Another recent perf opportunity is using pgo [2] which can get you 10% in some cases. Shameless plug: We recently GA'ed our support for it at Datadog [3].
Go limitation is it’s a high-level language with a very simple compiler where providing true zero-cost abstractions (full monomorphization rather than GC stenciling) and advanced optimizations is a bridge it wouldn’t cross because it means much greater engineering effort spent on the compiler and increasing LOCs by a factor of 5, especially if a compiler wants to preserve its throughput.
Though I find it unfortunate that the industry considers Go as a choice for performance-sensitive scenarios when C# exists which went the above route and does not sacrifice performance and ability to offer performance-specific APIs (like crossplat SIMD) by paying the price of higher effort/complexity compiler implementation. It also does in-runtime PGO (DynamicPGO) given long-running server workloads are usually using JIT where it's available, so you don't need to carefully craft a sample workload hoping it would match production behavior - JIT does it for you and it yields anything from 10% to 35% depending on how abstraction-heavy the codebase is.
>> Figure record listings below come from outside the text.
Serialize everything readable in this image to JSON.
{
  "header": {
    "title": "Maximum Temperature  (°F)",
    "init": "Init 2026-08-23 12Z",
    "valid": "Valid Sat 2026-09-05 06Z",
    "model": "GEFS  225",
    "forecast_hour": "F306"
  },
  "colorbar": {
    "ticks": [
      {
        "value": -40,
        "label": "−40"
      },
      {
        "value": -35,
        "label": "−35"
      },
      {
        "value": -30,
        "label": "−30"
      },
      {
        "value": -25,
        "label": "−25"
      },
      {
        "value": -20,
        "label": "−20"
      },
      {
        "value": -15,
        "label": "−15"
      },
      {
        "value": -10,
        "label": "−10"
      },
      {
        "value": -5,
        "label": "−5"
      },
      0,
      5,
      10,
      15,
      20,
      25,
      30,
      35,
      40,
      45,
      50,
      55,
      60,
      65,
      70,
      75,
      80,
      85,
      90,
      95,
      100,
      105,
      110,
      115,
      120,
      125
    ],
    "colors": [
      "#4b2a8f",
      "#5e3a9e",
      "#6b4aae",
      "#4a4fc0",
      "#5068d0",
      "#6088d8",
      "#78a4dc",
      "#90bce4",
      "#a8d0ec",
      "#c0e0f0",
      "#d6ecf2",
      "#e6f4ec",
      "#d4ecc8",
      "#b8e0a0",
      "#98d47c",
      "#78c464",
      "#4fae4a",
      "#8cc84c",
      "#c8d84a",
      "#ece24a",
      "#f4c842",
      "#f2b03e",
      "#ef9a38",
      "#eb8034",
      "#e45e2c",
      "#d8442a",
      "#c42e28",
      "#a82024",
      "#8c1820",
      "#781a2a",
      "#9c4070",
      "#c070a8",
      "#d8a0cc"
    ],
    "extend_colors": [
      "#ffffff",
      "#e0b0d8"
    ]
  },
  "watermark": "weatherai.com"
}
Reminder: the Go team consider optimizations in code generation only as far the the compiler is kept fast. That's why the Go compiler doesn't have as many optimizations phases as C/C++/Rust compilers.
As a developer I like that approach as it keeps a great developer experience and helps me stayed focus and gives me great productivity.
Dynamic patching of return addresses is a very cool trick. I don't think I've seen this before. Have you run into any situations where this crashes programs or otherwise interferes with their execution?
If the program's already doing weird stuff with the stack/control flow/etc., yes, but that should be relatively rare and for the majority of the programs it should work fine.
It should support C++ exceptions. The trampolines have exception landing pads included to catch and rethrow any exceptions which are thrown through them.
[1] https://github.com/cloudwego/goref
Disclaimer: I work on continuous profiling for Datadog and contribute to the profiling features in the runtime.